Eserleri ve fikirleri üzerinde yapılan çalışmalar dünyada toplumsal dayanışmaya, ferdî huzura, kültürel zenginliğe önemli katkılar sağlamaktadır. Akla, bilime, doğru inanışa ve ilâhi âşka önem.veren; huzura, merhamete ve sevgiye davet eden çağrısı, tarihte Anadolu Selçuklu Kültür ve Medeniyeti’nin merkezi olan Konya’dan Türkiye’ye ve dünyaya yankılanmaya devam edecektir. O’nun sözlerini ve tavsiyelerini tekrarlamak, anlama ve hissetmek bugünün insanları için daima bulunmaz bir imkân olacaktır. Bunlardan birkaçını bu vesile ile birlikte dinlemek ve değerlendirmek uygun olacaktır.

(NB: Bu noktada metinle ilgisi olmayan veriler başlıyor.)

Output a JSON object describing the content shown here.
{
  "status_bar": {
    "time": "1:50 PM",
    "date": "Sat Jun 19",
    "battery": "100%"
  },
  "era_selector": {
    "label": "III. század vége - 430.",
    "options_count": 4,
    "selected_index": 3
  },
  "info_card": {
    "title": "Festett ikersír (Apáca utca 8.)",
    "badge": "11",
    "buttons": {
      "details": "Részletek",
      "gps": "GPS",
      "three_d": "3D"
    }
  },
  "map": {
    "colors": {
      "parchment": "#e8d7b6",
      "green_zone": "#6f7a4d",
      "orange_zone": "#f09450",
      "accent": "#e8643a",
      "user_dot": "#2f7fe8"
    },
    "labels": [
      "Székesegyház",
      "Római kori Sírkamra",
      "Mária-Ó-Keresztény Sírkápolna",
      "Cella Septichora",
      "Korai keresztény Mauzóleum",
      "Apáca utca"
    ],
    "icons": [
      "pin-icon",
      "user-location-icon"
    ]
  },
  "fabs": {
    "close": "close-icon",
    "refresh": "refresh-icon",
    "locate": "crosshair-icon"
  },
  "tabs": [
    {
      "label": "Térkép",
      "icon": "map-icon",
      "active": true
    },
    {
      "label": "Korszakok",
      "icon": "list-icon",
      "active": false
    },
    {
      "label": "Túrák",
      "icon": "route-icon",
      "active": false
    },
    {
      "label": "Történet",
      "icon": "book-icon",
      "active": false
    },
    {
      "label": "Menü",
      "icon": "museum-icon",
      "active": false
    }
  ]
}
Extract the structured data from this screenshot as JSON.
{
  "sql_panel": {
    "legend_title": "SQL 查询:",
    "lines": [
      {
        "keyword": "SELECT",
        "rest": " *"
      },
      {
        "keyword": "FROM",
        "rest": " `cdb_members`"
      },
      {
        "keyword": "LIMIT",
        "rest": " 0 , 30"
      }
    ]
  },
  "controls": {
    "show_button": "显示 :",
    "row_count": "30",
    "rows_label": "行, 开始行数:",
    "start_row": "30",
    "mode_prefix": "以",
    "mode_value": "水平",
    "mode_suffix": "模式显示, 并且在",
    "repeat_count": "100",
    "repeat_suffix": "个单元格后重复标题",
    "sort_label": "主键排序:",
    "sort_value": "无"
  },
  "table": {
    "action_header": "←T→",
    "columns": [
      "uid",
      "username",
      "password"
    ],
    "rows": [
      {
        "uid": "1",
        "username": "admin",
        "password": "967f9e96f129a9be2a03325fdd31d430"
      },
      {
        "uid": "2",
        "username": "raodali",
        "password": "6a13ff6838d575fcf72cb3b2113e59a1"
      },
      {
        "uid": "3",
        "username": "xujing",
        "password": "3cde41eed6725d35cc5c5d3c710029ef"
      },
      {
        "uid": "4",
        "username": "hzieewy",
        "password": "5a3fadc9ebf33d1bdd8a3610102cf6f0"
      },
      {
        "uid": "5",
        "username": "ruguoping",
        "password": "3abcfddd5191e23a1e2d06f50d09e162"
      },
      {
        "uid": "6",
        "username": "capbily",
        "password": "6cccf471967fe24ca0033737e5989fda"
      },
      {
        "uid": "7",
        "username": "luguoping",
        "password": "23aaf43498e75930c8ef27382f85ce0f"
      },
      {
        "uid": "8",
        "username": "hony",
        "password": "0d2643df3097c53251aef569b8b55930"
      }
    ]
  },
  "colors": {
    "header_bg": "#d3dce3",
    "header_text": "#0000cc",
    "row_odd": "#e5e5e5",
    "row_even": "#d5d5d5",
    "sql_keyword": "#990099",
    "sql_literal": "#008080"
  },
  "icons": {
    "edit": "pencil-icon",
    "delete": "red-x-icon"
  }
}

* Özü olmayan çekirdek nasıl filiz verir. Ruhu, özü olmayan insanın sureti sadece hayaldir.

* Bedenin değeri ruhla olduğu gibi, ruhun değeri de “Hak Sevgili“nin nurundadır.

* Akıl; başka bir akılla birleşince ışık artar, yol bulunur. Nefis başka bir nefisle sevinirse karanlık artar, yol kaybolur.

* Akıllı bir kişiden bir eziyet doğsa da cahilin vefasından daha iyidir.

* İlim gönüle aksederse arkadaş olur, bedene yansırsa yılan olur.

* Uygunsuz kişilere minnet etmekten kurtulmak için kendi içinde bir kavnak ara

* Sevgi, acıları tatlıya çeker, götürür. Zira, sevgilerin esası doğru yola götürmektir. Küskünlük ise tatlıyı acılığa sürükler. Acı, tatlıya yenilebilir mi?

* Ümitsizlik tarafına gitme, ümitler vardır. Karanlık yöne gitme, güneşler vardır.

* Her ağlamanın ardından bir gülüş vardır. Sonrasını gören kişi mübarek bir kuldur. Akarsu bulunan yer yeşerir. Gözyaşı olan yerde rahmet olur.

Hz. Mevlânâ’nın başta Mesnevî’si olmak üzere, eserlerindeki insan ve kâinatla ilgili İslâm’a ve dinî kaynaklara dayalı değerlendirmeleri, kişisel ve toplumsal zaaflara gösterdiği çözümleri, bugün bütün dünyanın dikkatini çekmektedir. Ayrıca O’nun, çevresinin ve sevenlerinin öz kültürümüze düşünce, sanat, edebiyat ve musiki alanlarında kazandırdıkları her geçen gün daha iyi anlaşılmaktadır. O’na karşı büyük bir teveccühün görüldüğü bu yıllarda, bu kongre benzeri ve diğer ilmî çalışmaların biraz daha canlılık ve özellik kazanması gerekmektedir. Bu yönde Üniversitemiz bünyesinde yeni çalışmalar planlanmakta, Aralık ve Mayıs aylarında icra edilmekte olan kongre, sempozyum veya konferansların özellikle Aralık ayında ihtifal günlerinde geniş katılımlı bir şekilde gerçekleştirilmesi düşünülmektedir. Gerek ilmî çalışmalar ve gerekse kongreler hususunda ülkemizde ve yurt dışında bulunan bilim adamlarından ve araştırmacılardan daha çok yararlanma yoluna gidilecektir.

VIII. Millî Mevlânâ Kongresi“nin başarılı geçmesini diler, tebliğleriyle kongreye katılan zevata ve sizlere teşekkür ederim.